Questions had swirled about the status of the Siparia MP after former United National Congress Member of Parliament Dr Tim Gopeesingh confirmed he tested positive for the COVID-19 virus.

But Persad-Bissessar addressed the speculation that grew after she had failed to make a public appearance following the August 10 General Election after receiving her instruments of appointment at President’s House, St Ann’s.

“Well, I’ve been where I should be, the health authorities advised us to stay put and that’s what I did,” Persad-Bissessar said.

“Last week I did a video-graphed messaging, which we sent out to all media houses so I was out in my office that day. But I’ve been basically at home, given the scare with COVID, I thank God that in good health, I have shown no symptoms whatsoever.”

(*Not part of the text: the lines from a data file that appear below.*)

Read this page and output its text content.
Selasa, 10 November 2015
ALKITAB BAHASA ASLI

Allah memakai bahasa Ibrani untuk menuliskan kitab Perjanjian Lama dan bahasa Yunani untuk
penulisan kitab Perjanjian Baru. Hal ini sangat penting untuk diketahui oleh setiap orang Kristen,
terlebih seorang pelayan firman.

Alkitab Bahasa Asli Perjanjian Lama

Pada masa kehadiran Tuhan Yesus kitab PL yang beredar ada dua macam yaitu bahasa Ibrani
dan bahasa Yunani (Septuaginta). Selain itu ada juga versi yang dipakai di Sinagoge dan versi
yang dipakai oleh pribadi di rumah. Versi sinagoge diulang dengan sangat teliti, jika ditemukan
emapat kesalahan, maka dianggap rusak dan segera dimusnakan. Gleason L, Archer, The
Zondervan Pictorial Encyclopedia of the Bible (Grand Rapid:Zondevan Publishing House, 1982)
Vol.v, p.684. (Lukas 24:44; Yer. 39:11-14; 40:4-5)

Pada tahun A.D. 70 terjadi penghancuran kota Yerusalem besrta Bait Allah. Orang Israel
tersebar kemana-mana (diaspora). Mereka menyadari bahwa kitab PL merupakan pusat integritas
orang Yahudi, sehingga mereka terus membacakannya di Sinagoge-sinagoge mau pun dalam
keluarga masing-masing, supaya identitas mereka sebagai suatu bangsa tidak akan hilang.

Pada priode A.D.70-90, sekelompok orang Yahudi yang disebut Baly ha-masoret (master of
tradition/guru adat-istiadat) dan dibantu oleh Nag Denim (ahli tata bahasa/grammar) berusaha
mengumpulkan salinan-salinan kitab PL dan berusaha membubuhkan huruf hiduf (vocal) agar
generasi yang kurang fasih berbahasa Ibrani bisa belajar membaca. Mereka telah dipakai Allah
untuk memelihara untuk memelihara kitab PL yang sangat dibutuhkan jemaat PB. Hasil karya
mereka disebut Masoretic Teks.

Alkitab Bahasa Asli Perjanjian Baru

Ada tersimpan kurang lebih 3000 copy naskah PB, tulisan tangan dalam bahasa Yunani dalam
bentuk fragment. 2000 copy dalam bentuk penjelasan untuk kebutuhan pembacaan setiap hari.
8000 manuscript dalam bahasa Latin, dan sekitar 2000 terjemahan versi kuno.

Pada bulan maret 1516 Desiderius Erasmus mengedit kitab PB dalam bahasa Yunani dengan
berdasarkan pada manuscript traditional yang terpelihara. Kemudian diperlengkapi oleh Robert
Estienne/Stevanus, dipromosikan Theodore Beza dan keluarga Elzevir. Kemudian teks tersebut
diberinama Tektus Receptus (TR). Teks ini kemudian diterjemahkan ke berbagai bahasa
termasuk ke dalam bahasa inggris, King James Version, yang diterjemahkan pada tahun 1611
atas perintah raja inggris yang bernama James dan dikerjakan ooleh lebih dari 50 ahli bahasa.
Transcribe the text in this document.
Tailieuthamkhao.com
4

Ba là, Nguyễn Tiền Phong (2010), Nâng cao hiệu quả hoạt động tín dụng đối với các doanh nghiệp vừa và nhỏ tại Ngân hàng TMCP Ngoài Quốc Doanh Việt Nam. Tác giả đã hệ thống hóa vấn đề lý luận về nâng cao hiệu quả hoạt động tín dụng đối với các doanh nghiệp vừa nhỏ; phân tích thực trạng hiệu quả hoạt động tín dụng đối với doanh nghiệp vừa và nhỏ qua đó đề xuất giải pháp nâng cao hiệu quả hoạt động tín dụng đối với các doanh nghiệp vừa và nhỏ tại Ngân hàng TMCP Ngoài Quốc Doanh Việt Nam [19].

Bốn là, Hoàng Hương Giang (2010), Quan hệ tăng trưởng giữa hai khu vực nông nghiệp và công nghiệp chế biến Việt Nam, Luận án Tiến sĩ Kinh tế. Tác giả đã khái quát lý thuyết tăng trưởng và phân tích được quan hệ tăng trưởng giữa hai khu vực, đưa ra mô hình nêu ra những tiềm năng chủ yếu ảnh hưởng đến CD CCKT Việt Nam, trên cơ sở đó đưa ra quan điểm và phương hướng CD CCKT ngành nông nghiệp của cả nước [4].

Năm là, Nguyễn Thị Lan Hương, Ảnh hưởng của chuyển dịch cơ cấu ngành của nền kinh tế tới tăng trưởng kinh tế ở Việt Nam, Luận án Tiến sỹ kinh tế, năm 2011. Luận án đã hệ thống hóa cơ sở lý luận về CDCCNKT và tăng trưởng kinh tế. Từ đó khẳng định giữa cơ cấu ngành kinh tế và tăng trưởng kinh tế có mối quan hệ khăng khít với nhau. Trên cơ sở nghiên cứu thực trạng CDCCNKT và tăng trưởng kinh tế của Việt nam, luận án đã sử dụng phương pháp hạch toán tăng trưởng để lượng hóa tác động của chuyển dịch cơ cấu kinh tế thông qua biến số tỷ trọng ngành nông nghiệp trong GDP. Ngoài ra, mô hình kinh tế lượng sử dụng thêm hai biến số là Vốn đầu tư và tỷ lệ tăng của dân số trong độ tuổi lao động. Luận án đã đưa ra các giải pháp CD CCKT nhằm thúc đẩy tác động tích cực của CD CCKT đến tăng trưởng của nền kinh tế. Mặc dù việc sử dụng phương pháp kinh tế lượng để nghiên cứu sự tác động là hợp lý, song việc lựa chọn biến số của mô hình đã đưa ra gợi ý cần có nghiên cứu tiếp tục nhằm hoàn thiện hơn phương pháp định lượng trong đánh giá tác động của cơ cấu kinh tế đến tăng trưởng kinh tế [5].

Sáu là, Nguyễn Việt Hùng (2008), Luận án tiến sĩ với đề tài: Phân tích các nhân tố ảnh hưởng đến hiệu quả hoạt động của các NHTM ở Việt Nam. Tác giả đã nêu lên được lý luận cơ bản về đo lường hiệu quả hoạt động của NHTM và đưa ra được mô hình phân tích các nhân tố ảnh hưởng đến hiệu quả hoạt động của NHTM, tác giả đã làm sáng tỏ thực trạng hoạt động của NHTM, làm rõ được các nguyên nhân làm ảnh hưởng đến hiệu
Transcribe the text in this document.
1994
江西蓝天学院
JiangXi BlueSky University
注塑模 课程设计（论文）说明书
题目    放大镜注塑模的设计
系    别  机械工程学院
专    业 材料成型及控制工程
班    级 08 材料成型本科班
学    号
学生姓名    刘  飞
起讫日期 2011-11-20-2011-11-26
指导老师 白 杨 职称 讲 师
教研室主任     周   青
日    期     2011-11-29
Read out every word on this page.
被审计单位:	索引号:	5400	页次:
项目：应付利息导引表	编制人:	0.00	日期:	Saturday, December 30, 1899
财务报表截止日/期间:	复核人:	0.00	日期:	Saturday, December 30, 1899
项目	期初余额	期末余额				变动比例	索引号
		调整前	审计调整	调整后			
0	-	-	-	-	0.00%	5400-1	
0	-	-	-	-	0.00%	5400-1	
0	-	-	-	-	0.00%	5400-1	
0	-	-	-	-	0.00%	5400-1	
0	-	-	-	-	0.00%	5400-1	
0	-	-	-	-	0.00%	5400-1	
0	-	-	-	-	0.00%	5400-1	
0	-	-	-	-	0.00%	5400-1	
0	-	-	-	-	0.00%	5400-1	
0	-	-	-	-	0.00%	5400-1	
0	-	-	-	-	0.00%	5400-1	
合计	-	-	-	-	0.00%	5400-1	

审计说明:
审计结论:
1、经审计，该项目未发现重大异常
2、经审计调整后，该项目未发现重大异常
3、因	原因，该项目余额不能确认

She said a picture during the election campaign which depicted Gopeesingh alongside her had been taken long before he was confirmed as positive with the virus.

“I know people who’ve been asking about a photograph with myself and Dr Gopeesingh and that photograph was taken way down before, it was sometime in July, so it’s more than a month I would say that I was on the truck and he was nearby when we were campaigning,” she said.

“So to the best of my knowledge, I have no contact with anyone who has tested positive, to the best of my knowledge and I have not been named to the best of my knowledge as a contact of any person who has tested positive, so thank God I’m in good health.”

Persad-Bissessar said she had since contacted Gopeesingh, whom she said was in good spirits and was expected to be moved to a step-down facility soon.

The opposition leader also downplayed the calls made for her to step down, as she explained while there had been dissenting voices, there had also been support as well.

Grilled on calls for her to step down from inside and outside the party having lost consecutive general elections, Persad-Bissessar said, “I think my presence here and the acceptance of the instrument of appointment speaks to the contrary. In my words in the ceremony there, I indicated that I thought long and hard about it, and just as there are one or two who says I must go, there are others who are saying please stay, at this time you are needed, please stay. So I have looked at the pros and the cons and as I have said then, I repeat, my work is not yet complete, there are thousands who voted for the party I lead and I intend to stand on their shoulders and be their voices in the Parliament and outside of Parliament.”

She was particularly dismissive when asked about the criticism from two of her former cabinet ministers, Devant Maharaj and Dr Fuad Khan.

“Well, you would notice they both did not get back a seat,” she said.

The UNC leader also confirmed that internal elections for the party were due later this year but said she had not yet decided if she would be contesting the post.

She also announced that David Lee had been chosen to be the Opposition Chief Whip in Parliament, while the party would still be discussing the makeup of the Opposition bench in the Senate.